В 1492-м Гавану изобрел Христофор Колумб. Куба, открытый им остров, была Новым Светом, доамериканской Америкой. Город построен в естественной бухте, и его крепости доминируют над ней. Теперь его постимперский блеск изрядно потускнел (испанский колониальный стиль – самый элегантный из всех западных архитектурных стилей, экспортированных в эти края). Бедность и патина коллективного пренебрежения идут Старой Гаване – облупленные балконы, на которых болтается выгоревшее белье, пораженная псориазом штукатурка и экзотические сорняки на верандах придают ей своеобразный шарм. Сквозь тяжелые распахнутые двери видны прохладные тенистые патио, а особый линялый оттенок голубого так и называется – Havana blue.
Самым внушительным куполом в городе увенчан Музей революции – хранилище пышной требухи, напоминающей об эпохе гнева и отчаяния, траченных молью беретов и ржавых револьверов, а также скафандра единственного кубинского космонавта. Он будто сшит из джинсовой ткани, и это производит странное впечатление – можно подумать, что русские заставляли своего коллегу-кубинца выносить мусор. Лужайку за домом украшает инсталляция из ветхих революционных атрибутов – бульдозеров и вагонеток, превращенных в танки, приспособленного под нужды блицкрига хлебного фургона и яхты в нелепом стеклянном саркофаге. Это «Гранма», доставившая Кастро на Кубу из Мексики. Он питает к ней гипертрофированную привязанность и даже назвал в ее честь единственную ежедневную газету; говорят, яхту спрятали под стекло, чтобы никто не умыкнул ее и не сбежал на ней во Флориду. Все остальные плавсредства уже там.

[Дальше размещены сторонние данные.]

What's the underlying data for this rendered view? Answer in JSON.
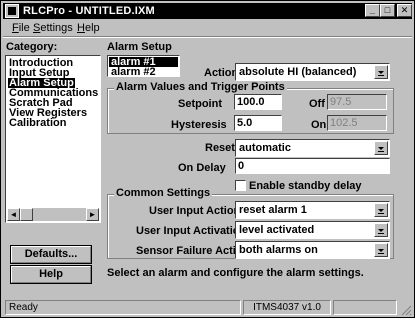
{
  "window": {
    "title": "RLCPro - UNTITLED.IXM",
    "minimize": "_",
    "maximize": "□",
    "close": "✕"
  },
  "menu": [
    {
      "underline": "F",
      "rest": "ile"
    },
    {
      "underline": "S",
      "rest": "ettings"
    },
    {
      "underline": "H",
      "rest": "elp"
    }
  ],
  "category": {
    "label": "Category:",
    "items": [
      "Introduction",
      "Input Setup",
      "Alarm Setup",
      "Communications",
      "Scratch Pad",
      "View Registers",
      "Calibration"
    ],
    "selected_index": 2,
    "scroll_left": "◄",
    "scroll_right": "►"
  },
  "buttons": {
    "defaults": "Defaults...",
    "help": "Help"
  },
  "alarm_setup": {
    "heading": "Alarm Setup",
    "alarms": [
      "alarm #1",
      "alarm #2"
    ],
    "selected_alarm": 0,
    "action_label": "Action",
    "action_value": "absolute HI (balanced)",
    "values_group": "Alarm Values and Trigger Points",
    "setpoint_label": "Setpoint",
    "setpoint_value": "100.0",
    "off_label": "Off",
    "off_value": "97.5",
    "hysteresis_label": "Hysteresis",
    "hysteresis_value": "5.0",
    "on_label": "On",
    "on_value": "102.5",
    "reset_label": "Reset",
    "reset_value": "automatic",
    "ondelay_label": "On Delay",
    "ondelay_value": "0",
    "standby_label": "Enable standby delay",
    "standby_checked": false,
    "common_group": "Common Settings",
    "user_input_action_label": "User Input Action",
    "user_input_action_value": "reset alarm 1",
    "user_input_activation_label": "User Input Activation",
    "user_input_activation_value": "level activated",
    "sensor_failure_label": "Sensor Failure Action",
    "sensor_failure_value": "both alarms on",
    "hint": "Select an alarm and configure the alarm settings."
  },
  "status": {
    "left": "Ready",
    "middle": "ITMS4037 v1.0",
    "right": ""
  }
}
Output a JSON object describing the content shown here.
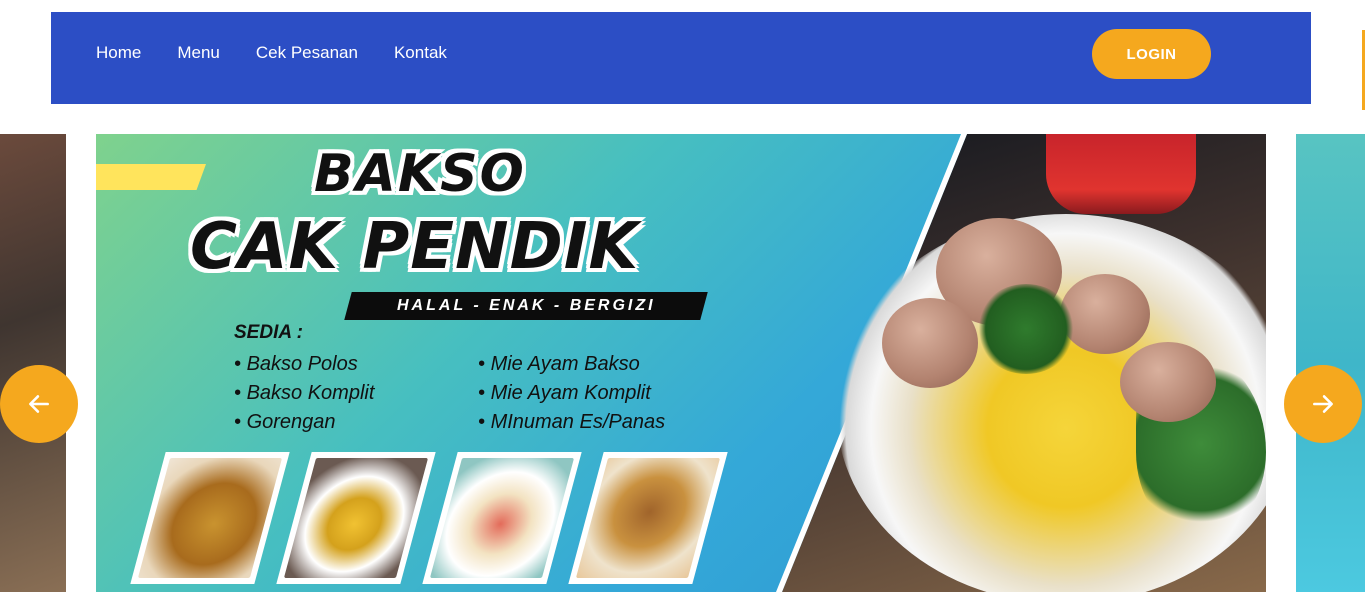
{
  "nav": {
    "links": [
      "Home",
      "Menu",
      "Cek Pesanan",
      "Kontak"
    ],
    "login_label": "LOGIN"
  },
  "banner": {
    "title_line1": "BAKSO",
    "title_line2": "CAK PENDIK",
    "tagline": "HALAL - ENAK - BERGIZI",
    "sedia_label": "SEDIA :",
    "menu_col1": [
      "Bakso Polos",
      "Bakso Komplit",
      "Gorengan"
    ],
    "menu_col2": [
      "Mie Ayam Bakso",
      "Mie Ayam Komplit",
      "MInuman Es/Panas"
    ]
  },
  "colors": {
    "navbar": "#2c4ec5",
    "accent": "#f5a81e"
  },
  "icons": {
    "prev": "arrow-left-icon",
    "next": "arrow-right-icon"
  }
}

Есть здесь и Музей машин – обилие старых американских автомобилей составляет отличительную особенность Гаваны. Туристы их обожают, хотя сами кубинцы наверняка предпочли бы что-нибудь с кондиционированием и окнами, которые можно закрывать и открывать. Американцы любят твердить, что такая долговечность классических марок – триумф американской конструкторской мысли, но тогда напрашивается вопрос: ладно, а почему они не могут продержать машину дольше трех лет на детройтских дорогах? Скорее все эти «Студебеккеры», «Понтиаки», «Шевроле» и «Тандерберды» – свидетельство бедности, изобретательности и бережливости самих кубинцев.

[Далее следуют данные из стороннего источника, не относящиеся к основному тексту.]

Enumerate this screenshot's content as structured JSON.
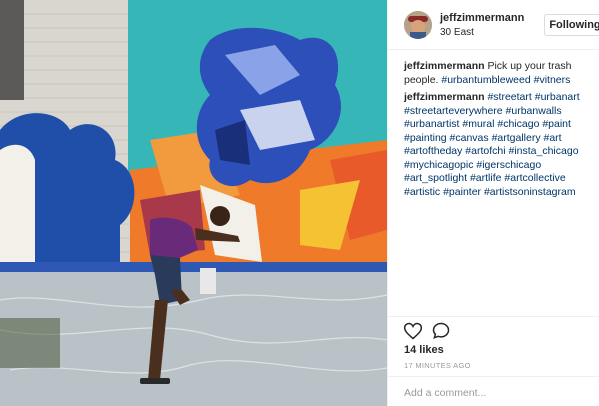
{
  "post": {
    "username": "jeffzimmermann",
    "location": "30 East",
    "follow_label": "Following"
  },
  "comments": [
    {
      "user": "jeffzimmermann",
      "text": "Pick up your trash people.",
      "tags": "#urbantumbleweed #vitners"
    },
    {
      "user": "jeffzimmermann",
      "text": "",
      "tags": "#streetart #urbanart #streetarteverywhere #urbanwalls #urbanartist #mural #chicago #paint #painting #canvas #artgallery #art #artoftheday #artofchi #insta_chicago #mychicagopic #igerschicago #art_spotlight #artlife #artcollective #artistic #painter #artistsoninstagram"
    }
  ],
  "actions": {
    "like_icon": "heart-outline-icon",
    "comment_icon": "speech-bubble-icon"
  },
  "likes": "14 likes",
  "timestamp": "17 MINUTES AGO",
  "add_comment": {
    "placeholder": "Add a comment..."
  },
  "colors": {
    "link": "#003569",
    "muted": "#999999",
    "border": "#efefef",
    "mural_teal": "#37b6b8",
    "mural_blue": "#1f4fa8",
    "mural_orange": "#ef7a2a"
  }
}
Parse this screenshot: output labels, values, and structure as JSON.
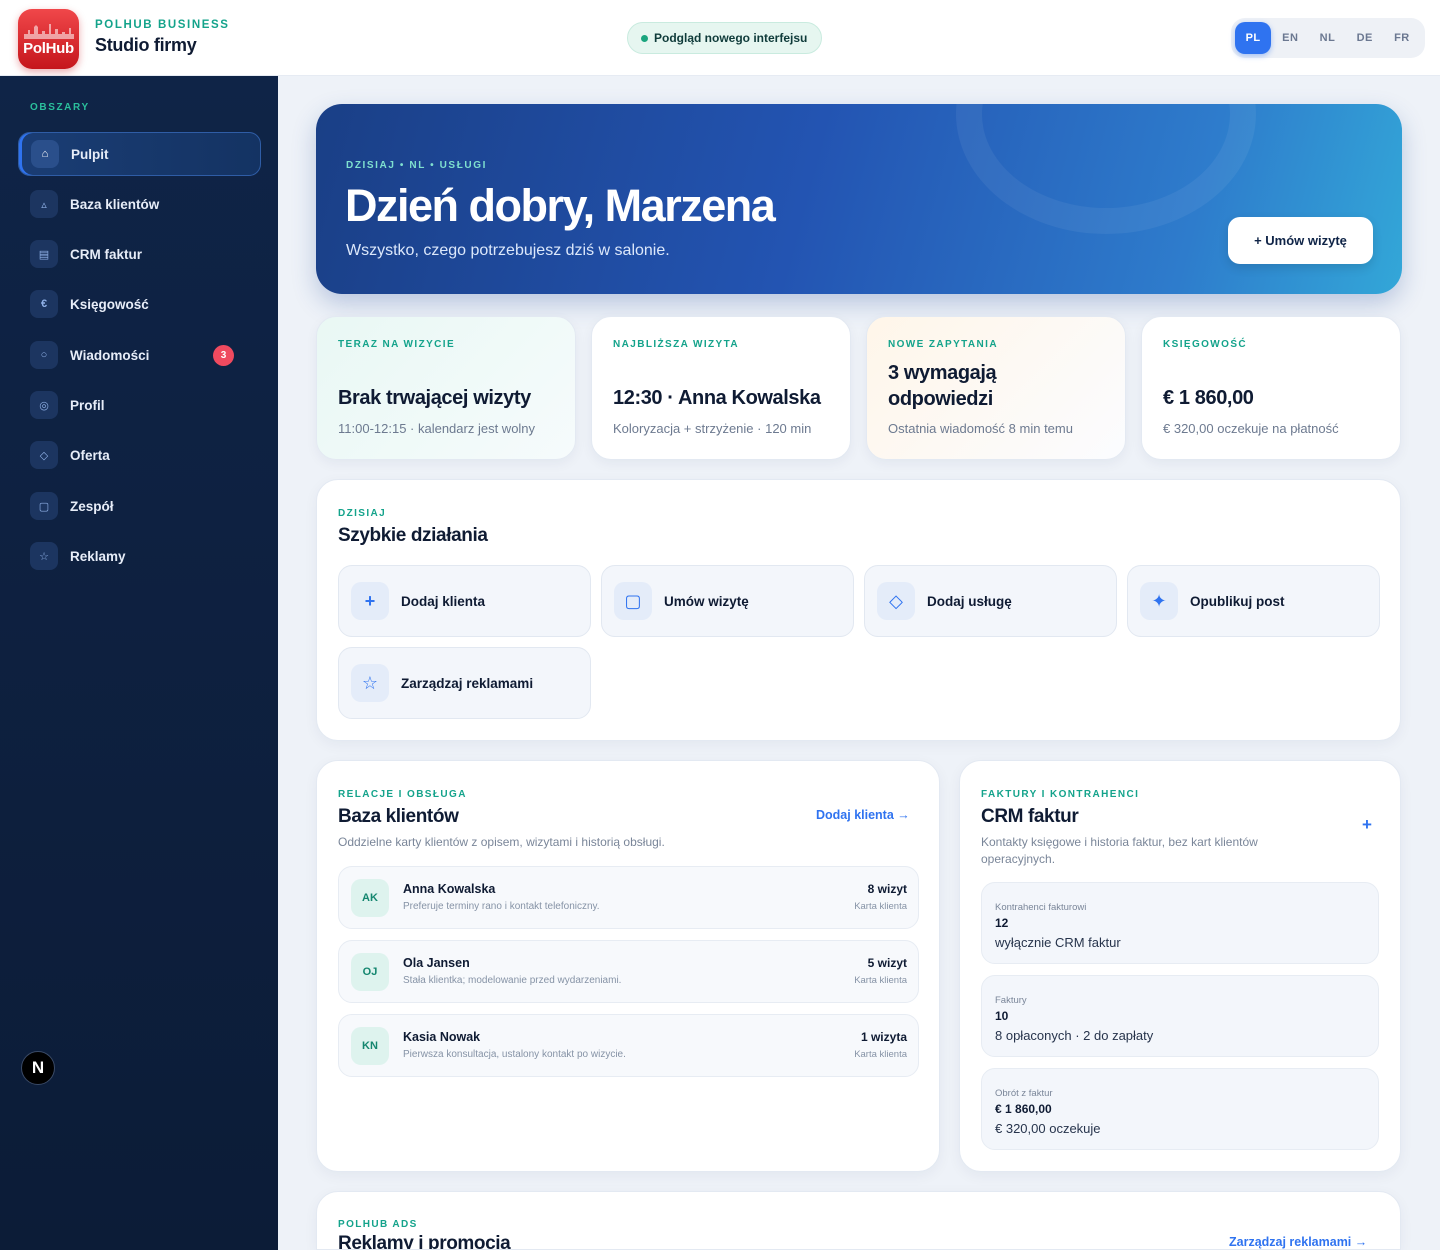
{
  "brand": {
    "logo_text": "PolHub",
    "kicker": "POLHUB BUSINESS",
    "title": "Studio firmy"
  },
  "preview_pill": "Podgląd nowego interfejsu",
  "languages": [
    {
      "code": "PL",
      "active": true
    },
    {
      "code": "EN",
      "active": false
    },
    {
      "code": "NL",
      "active": false
    },
    {
      "code": "DE",
      "active": false
    },
    {
      "code": "FR",
      "active": false
    }
  ],
  "sidebar": {
    "heading": "OBSZARY",
    "items": [
      {
        "label": "Pulpit",
        "icon": "home-icon",
        "glyph": "⌂",
        "active": true
      },
      {
        "label": "Baza klientów",
        "icon": "triangle-icon",
        "glyph": "▵"
      },
      {
        "label": "CRM faktur",
        "icon": "invoice-icon",
        "glyph": "▤"
      },
      {
        "label": "Księgowość",
        "icon": "euro-icon",
        "glyph": "€"
      },
      {
        "label": "Wiadomości",
        "icon": "message-icon",
        "glyph": "○",
        "badge": "3"
      },
      {
        "label": "Profil",
        "icon": "profile-icon",
        "glyph": "◎"
      },
      {
        "label": "Oferta",
        "icon": "diamond-icon",
        "glyph": "◇"
      },
      {
        "label": "Zespół",
        "icon": "team-icon",
        "glyph": "▢"
      },
      {
        "label": "Reklamy",
        "icon": "star-icon",
        "glyph": "☆"
      }
    ],
    "avatar": "N"
  },
  "hero": {
    "kicker": "DZISIAJ • NL • USŁUGI",
    "title": "Dzień dobry, Marzena",
    "subtitle": "Wszystko, czego potrzebujesz dziś w salonie.",
    "cta": "+ Umów wizytę"
  },
  "stats": [
    {
      "kicker": "TERAZ NA WIZYCIE",
      "value": "Brak trwającej wizyty",
      "sub": "11:00-12:15 · kalendarz jest wolny"
    },
    {
      "kicker": "NAJBLIŻSZA WIZYTA",
      "value": "12:30 · Anna Kowalska",
      "sub": "Koloryzacja + strzyżenie · 120 min"
    },
    {
      "kicker": "NOWE ZAPYTANIA",
      "value": "3 wymagają odpowiedzi",
      "sub": "Ostatnia wiadomość 8 min temu"
    },
    {
      "kicker": "KSIĘGOWOŚĆ",
      "value": "€ 1 860,00",
      "sub": "€ 320,00 oczekuje na płatność"
    }
  ],
  "quick_actions": {
    "kicker": "DZISIAJ",
    "title": "Szybkie działania",
    "items": [
      {
        "label": "Dodaj klienta",
        "icon": "plus-icon",
        "glyph": "+"
      },
      {
        "label": "Umów wizytę",
        "icon": "calendar-icon",
        "glyph": "▢"
      },
      {
        "label": "Dodaj usługę",
        "icon": "diamond-icon",
        "glyph": "◇"
      },
      {
        "label": "Opublikuj post",
        "icon": "sparkle-icon",
        "glyph": "✦"
      },
      {
        "label": "Zarządzaj reklamami",
        "icon": "star-icon",
        "glyph": "☆"
      }
    ]
  },
  "clients": {
    "kicker": "RELACJE I OBSŁUGA",
    "title": "Baza klientów",
    "link": "Dodaj klienta →",
    "description": "Oddzielne karty klientów z opisem, wizytami i historią obsługi.",
    "rows": [
      {
        "initials": "AK",
        "name": "Anna Kowalska",
        "note": "Preferuje terminy rano i kontakt telefoniczny.",
        "visits": "8 wizyt",
        "card": "Karta klienta"
      },
      {
        "initials": "OJ",
        "name": "Ola Jansen",
        "note": "Stała klientka; modelowanie przed wydarzeniami.",
        "visits": "5 wizyt",
        "card": "Karta klienta"
      },
      {
        "initials": "KN",
        "name": "Kasia Nowak",
        "note": "Pierwsza konsultacja, ustalony kontakt po wizycie.",
        "visits": "1 wizyta",
        "card": "Karta klienta"
      }
    ]
  },
  "crm": {
    "kicker": "FAKTURY I KONTRAHENCI",
    "title": "CRM faktur",
    "plus": "+",
    "description": "Kontakty księgowe i historia faktur, bez kart klientów operacyjnych.",
    "boxes": [
      {
        "label": "Kontrahenci fakturowi",
        "value": "12",
        "note": "wyłącznie CRM faktur"
      },
      {
        "label": "Faktury",
        "value": "10",
        "note": "8 opłaconych · 2 do zapłaty"
      },
      {
        "label": "Obrót z faktur",
        "value": "€ 1 860,00",
        "note": "€ 320,00 oczekuje"
      }
    ]
  },
  "ads": {
    "kicker": "POLHUB ADS",
    "title": "Reklamy i promocja",
    "link": "Zarządzaj reklamami →"
  }
}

Мне в Гаване больше всего приглянулась как раз не западная модель, а маленькая неуклюжая «Лада» выпуска семидесятых годов – в восьмидесятых русские обменивали такие машины на сахар. Кубинские таксисты удлиняли их; растянутая «Лада» – это шик! Несмотря ни на что, в Гаване много шика. Например, уличные регулировщики перед отелем «Националь» весь день позировали рядом с блестящим мотоциклом «Мотогуцци», в котором, по-видимому, не было ни капли бензина, поскольку он так и не тронулся с места. Они подходили к нему и с деловым видом переключали что-то – очень эффектные ребята в темных очках, форменных штанах в обтяжку, блестящих шлемах и высоких сапогах. Особенно тронули меня шпоры.